Arrayjet this week introduced custom array services, expanding its portfolio beyond the microarray instrumentation market in which it has mainly competed since it launched its first arrayer six years ago.
According to Duncan Hall, commercial director at the Roslin, UK-based firm, the decade-old firm has decided to offer custom array printing services to meet demand from customers who do not wish to buy their own arrayers, as well as those who want to try Arrayjet's arrayers before bringing a system in house.
"To date, Arrayjet has been focused on delivering its core microarray printing products based on its unique inkjet technology," Hall said in a statement. "Throughout this time we have had numerous enquiries from researchers who have wanted to access our printing technology and microarray development expertise on a usage basis," he said. "We are now addressing this demand and have already signed up our first customers."
Since 2005, Arrayjet has launched a suite of microarrayers of varying throughputs based on its non-contact piezoelectric printing technology. The company said this week that it has sold more than 40 instruments worldwide, to customers such as the Roslin Institute, the European Molecular Biology Laboratory, Millipore, Novartis, and the California Institute of Technology.
Still, while the firm has been active in the arrayer market, it has been unable to serve customers that want arrays printed using its approach but don't want to buy an instrument. Arrayjet also competes against a number of rivals — Billerica, Mass.-based Aushon Biosystems and Berlin-based Scienion to name two — that offer custom array services in addition to arrayers.
"During our time selling instruments we have met with a number of potential customers who do not desire to invest in the infrastructure required to make their own high-quality microarrays," Hall told BioArray News this week. "The range of customers is wide, from academics to clinicians and from small biotech companies to large biotech companies," he said.
Arrayjet's new custom array services offering will be accompanied by internal expansion. Hall said the firm will initially serve customers from its existing facility in Roslin, where it has in the past produced arrays for potential buyers of its instruments.
This year the company will increase its resources by adding laboratory staff and building a second laboratory within its facility that will be "built to clean-room standards." Additionally, Hall said that Arrayjet plans to pursue International Organization for Standardization certification "in order to enable us to service the diagnostics market in the future." He noted that the firm will rely on an existing network of distributors to promote its services offering.
'Hybrid Model'
Arrayjet currently sells four arrayers. The first, the Marathon, prints up to 100 slides from six 96-well or 384-well microtiter plates.
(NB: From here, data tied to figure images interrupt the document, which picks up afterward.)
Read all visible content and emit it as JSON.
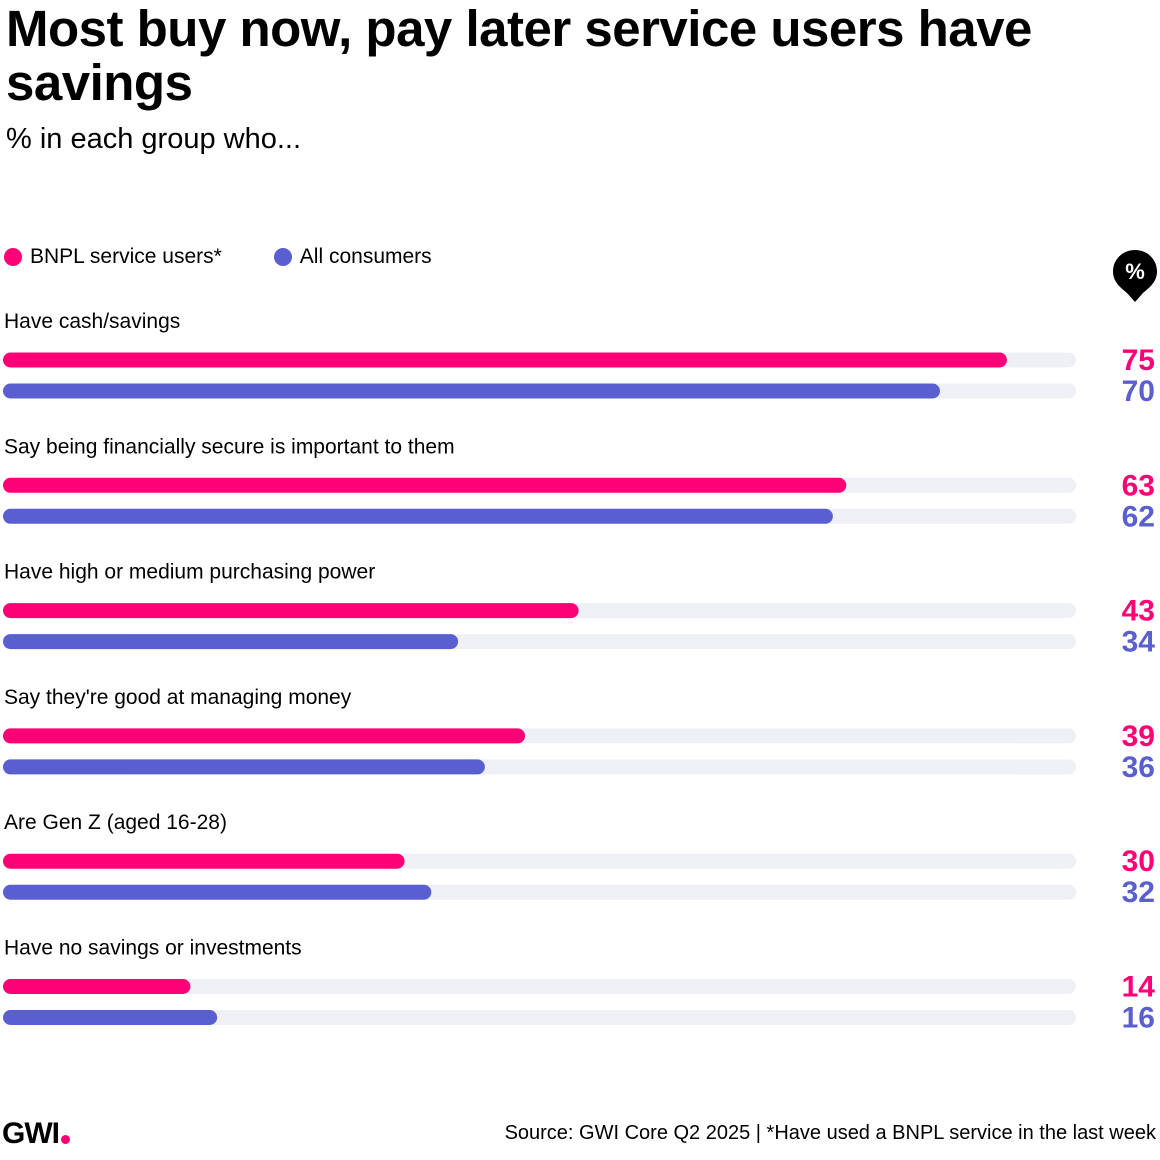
{
  "header": {
    "title": "Most buy now, pay later service users have savings",
    "subtitle": "% in each group who..."
  },
  "legend": {
    "items": [
      {
        "label": "BNPL service users*",
        "color": "#FF0077"
      },
      {
        "label": "All consumers",
        "color": "#5A5FD0"
      }
    ]
  },
  "badge": {
    "symbol": "%",
    "icon": "percent-pin-icon"
  },
  "chart_data": {
    "type": "bar",
    "orientation": "horizontal",
    "xlim": [
      0,
      80
    ],
    "grid": false,
    "legend_position": "top-left",
    "categories": [
      "Have cash/savings",
      "Say being financially secure is important to them",
      "Have high or medium purchasing power",
      "Say they're good at managing money",
      "Are Gen Z (aged 16-28)",
      "Have no savings or investments"
    ],
    "series": [
      {
        "name": "BNPL service users*",
        "color": "#FF0077",
        "values": [
          75,
          63,
          43,
          39,
          30,
          14
        ]
      },
      {
        "name": "All consumers",
        "color": "#5A5FD0",
        "values": [
          70,
          62,
          34,
          36,
          32,
          16
        ]
      }
    ],
    "track_color": "#EEF0F5"
  },
  "footer": {
    "logo": "GWI",
    "source": "Source: GWI Core Q2 2025 | *Have used a BNPL service in the last week"
  }
}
The second system, the Super-Marathon, includes a microplate stacker and automated lid lifter to enable the automated printing of microarrays from up to 48 microtiter plates. Both systems debuted in 2005.
Arrayjet followed those launches in 2007 with the benchtop Sprint, which enables the automated printing of up to 20 arrays. It launched the Ultra-Marathon, which is capable of printing up to a thousand slides in one run, the following year (BAN 5/13/2008).
According to Hall, the microarrayer market is "still interesting" and Arrayjet "continues to see demand for its products." He said the firm will soon release version 1.2 of its Command Centre Software for Marathon inkjet microarrayers. It released 1.2 for its Sprint arrayers at the end of last year.
Arrayjet also expects that its new custom services offering will spur demand for its instruments by introducing potential customers to its non-contact printing approach.
Hall referred to the new strategy as a "hybrid business model," where "customers can initially work with us on assay development and custom microarray printing, before electing to take control of production in their own facility when they are ready." Once a customer decides to invest in an Arrayjet instrument, the company will then "transfer the entire production solution as part of the service," Hall added.
"Some customers — and we are already in discussions with more than one organization interested in taking this approach — would prefer to make their own microarrays but require more support and assistance from their partner in the early days," Hall said.
"The aim of the hybrid model is to enable customers to take on the manufacture of their own microarrays when they are ready, but meanwhile to have access to a source of microarrays ready-made for them, on demand," he added.
"The model provides them with the arrays to start them off, followed by installation of a complete production solution within their facility, fully supported by our expert application scientists and customer service engineers."